À parte das coisas

Emil M. Cioran

É preciso uma considerável dose de inconsciência para entregar-se sem reservas a qualquer coisa. Os crentes, os apaixonados, os discípulos, só percebem uma face de suas deidades, de seus ídolos, de seus mestres. O entusiasta permanece inelutavelmente ingênuo. Há sentimento puro onde a mescla de graça e imbecilidade não se traia, e admiração devota sem eclipse da inteligência? Quem entrevê simultaneamente todos os aspectos de alguém ou de algo permanece para sempre indeciso entre o arrebatamento e o estupor. Disse que qualquer crença: que fausto do coração — e quanta ignomínia por baixo! É o infinito sonhado em um esgoto e que conserva, indeléveis, sua marca e seu fedor. Há um notário em cada santo, um quitandeiro em todo herói, um porteiro no mártir. No fundo dos suspiros esconde-se uma careta; aos sacrifícios e às orações misturam-se os vapores do bordel terrestre. Consideremos o amor: há expansão mais nobre, arrebatamento menos suspeito?
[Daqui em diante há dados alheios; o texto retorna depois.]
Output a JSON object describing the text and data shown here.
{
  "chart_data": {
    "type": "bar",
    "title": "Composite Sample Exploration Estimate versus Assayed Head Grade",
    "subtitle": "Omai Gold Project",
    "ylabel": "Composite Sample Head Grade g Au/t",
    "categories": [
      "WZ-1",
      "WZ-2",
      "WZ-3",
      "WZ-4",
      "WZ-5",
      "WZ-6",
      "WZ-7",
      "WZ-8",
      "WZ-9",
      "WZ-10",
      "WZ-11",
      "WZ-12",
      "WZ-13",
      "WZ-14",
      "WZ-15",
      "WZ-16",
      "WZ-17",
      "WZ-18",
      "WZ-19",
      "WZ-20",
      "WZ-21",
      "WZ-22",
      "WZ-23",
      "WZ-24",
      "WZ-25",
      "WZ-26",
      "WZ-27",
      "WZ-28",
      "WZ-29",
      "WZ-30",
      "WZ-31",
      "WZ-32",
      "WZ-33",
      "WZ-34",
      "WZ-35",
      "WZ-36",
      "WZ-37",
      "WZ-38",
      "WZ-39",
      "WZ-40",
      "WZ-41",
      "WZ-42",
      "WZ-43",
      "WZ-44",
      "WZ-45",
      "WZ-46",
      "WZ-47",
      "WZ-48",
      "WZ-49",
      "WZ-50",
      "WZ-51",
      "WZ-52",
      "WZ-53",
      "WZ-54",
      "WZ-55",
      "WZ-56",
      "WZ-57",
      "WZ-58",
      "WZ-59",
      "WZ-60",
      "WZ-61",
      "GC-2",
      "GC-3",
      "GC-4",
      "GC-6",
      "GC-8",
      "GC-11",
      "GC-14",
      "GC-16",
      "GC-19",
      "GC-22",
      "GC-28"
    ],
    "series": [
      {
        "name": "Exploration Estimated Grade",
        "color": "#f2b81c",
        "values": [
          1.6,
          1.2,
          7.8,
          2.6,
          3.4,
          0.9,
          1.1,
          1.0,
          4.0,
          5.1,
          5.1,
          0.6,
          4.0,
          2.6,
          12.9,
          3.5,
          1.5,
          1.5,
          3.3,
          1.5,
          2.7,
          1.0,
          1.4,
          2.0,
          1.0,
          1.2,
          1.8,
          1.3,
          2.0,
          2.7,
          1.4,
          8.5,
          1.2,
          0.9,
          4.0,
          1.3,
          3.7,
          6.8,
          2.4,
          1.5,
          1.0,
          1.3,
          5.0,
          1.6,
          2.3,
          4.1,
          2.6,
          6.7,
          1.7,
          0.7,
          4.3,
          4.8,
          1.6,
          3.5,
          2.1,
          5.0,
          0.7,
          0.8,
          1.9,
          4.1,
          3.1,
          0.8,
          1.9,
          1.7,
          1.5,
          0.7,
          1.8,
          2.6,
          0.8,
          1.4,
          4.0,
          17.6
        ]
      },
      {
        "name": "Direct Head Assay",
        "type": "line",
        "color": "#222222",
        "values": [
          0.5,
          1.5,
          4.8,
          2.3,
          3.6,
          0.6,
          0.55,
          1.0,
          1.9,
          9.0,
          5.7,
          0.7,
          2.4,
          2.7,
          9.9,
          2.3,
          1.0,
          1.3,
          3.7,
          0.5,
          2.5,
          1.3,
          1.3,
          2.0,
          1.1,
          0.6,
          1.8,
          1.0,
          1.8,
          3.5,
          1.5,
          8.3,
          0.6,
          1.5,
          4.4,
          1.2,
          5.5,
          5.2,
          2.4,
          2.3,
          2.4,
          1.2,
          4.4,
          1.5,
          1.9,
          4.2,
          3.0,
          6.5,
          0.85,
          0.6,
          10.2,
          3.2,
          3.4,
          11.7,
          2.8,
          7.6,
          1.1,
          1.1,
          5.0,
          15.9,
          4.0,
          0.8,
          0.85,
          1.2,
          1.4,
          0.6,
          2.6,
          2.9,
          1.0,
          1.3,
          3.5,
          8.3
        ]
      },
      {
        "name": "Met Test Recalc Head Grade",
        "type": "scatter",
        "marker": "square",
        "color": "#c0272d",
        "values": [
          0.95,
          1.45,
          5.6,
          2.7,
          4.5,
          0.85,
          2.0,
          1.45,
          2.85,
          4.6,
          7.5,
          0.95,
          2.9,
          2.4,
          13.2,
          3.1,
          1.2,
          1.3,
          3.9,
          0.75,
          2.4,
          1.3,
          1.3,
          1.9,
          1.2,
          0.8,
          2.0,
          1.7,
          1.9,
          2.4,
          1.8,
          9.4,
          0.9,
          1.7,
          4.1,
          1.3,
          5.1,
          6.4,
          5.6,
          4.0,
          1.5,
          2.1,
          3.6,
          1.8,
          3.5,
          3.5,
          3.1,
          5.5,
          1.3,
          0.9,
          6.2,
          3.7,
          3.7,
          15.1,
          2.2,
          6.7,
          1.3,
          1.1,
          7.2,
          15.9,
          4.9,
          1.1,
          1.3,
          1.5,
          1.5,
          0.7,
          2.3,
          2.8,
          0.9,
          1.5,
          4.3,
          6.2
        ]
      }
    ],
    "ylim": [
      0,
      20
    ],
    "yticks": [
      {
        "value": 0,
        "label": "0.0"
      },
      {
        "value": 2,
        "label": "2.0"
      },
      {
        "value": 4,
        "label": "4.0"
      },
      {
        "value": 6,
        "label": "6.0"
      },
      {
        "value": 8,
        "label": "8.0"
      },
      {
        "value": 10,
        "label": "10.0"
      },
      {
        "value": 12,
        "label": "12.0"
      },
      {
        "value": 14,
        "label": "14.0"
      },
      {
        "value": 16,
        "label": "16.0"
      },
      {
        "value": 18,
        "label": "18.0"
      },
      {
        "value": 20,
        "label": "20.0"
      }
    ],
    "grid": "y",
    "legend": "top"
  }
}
Seus estremecimentos competem com a música, rivalizam com as lágrimas da solidão e do êxtase: é o sublime, mas um sublime inseparável das vias urinárias: transportes vizinhos à excreção, céu das glândulas, santidade súbita dos orifícios… Basta um momento de atenção para que essa embriaguez, abalada, nos lance nas imundícies da fisiologia, ou um instante de fadiga para constatar que tanto ardor só produz uma variedade de ranho. O estado de vigília altera o sabor de nossos arroubos e transforma quem os sofre em um visionário pisoteando pretextos inefáveis. Não se pode amar e conhecer ao mesmo tempo, sem que o amor padeça e expire sob o olhar do espírito. Investigue suas admirações, perscrute os beneficiários de seu culto e os que se aproveitam de seus abandonos: sob seus pensamentos mais desinteressados descobrirá o amor-próprio, o aguilhão da glória, a sede de domínio e de poder. Todos os pensadores são fracassados da ação que se vingam de seu fracasso por meio de conceitos. Nascidos aquém dos atos, os exaltam ou os menosprezam, conforme aspirem ao reconhecimento dos homens ou à outra forma de glória: seu ódio; elevam indevidamente suas próprias deficiências, suas próprias misérias à categoria de leis, sua futilidade ao nível de princípios.

O pensamento é uma mentira, como o amor e a fé. Pois as verdades são fraudes e as paixões, odores; e, no final das contas, a escolha está entre o que mente e o que fede.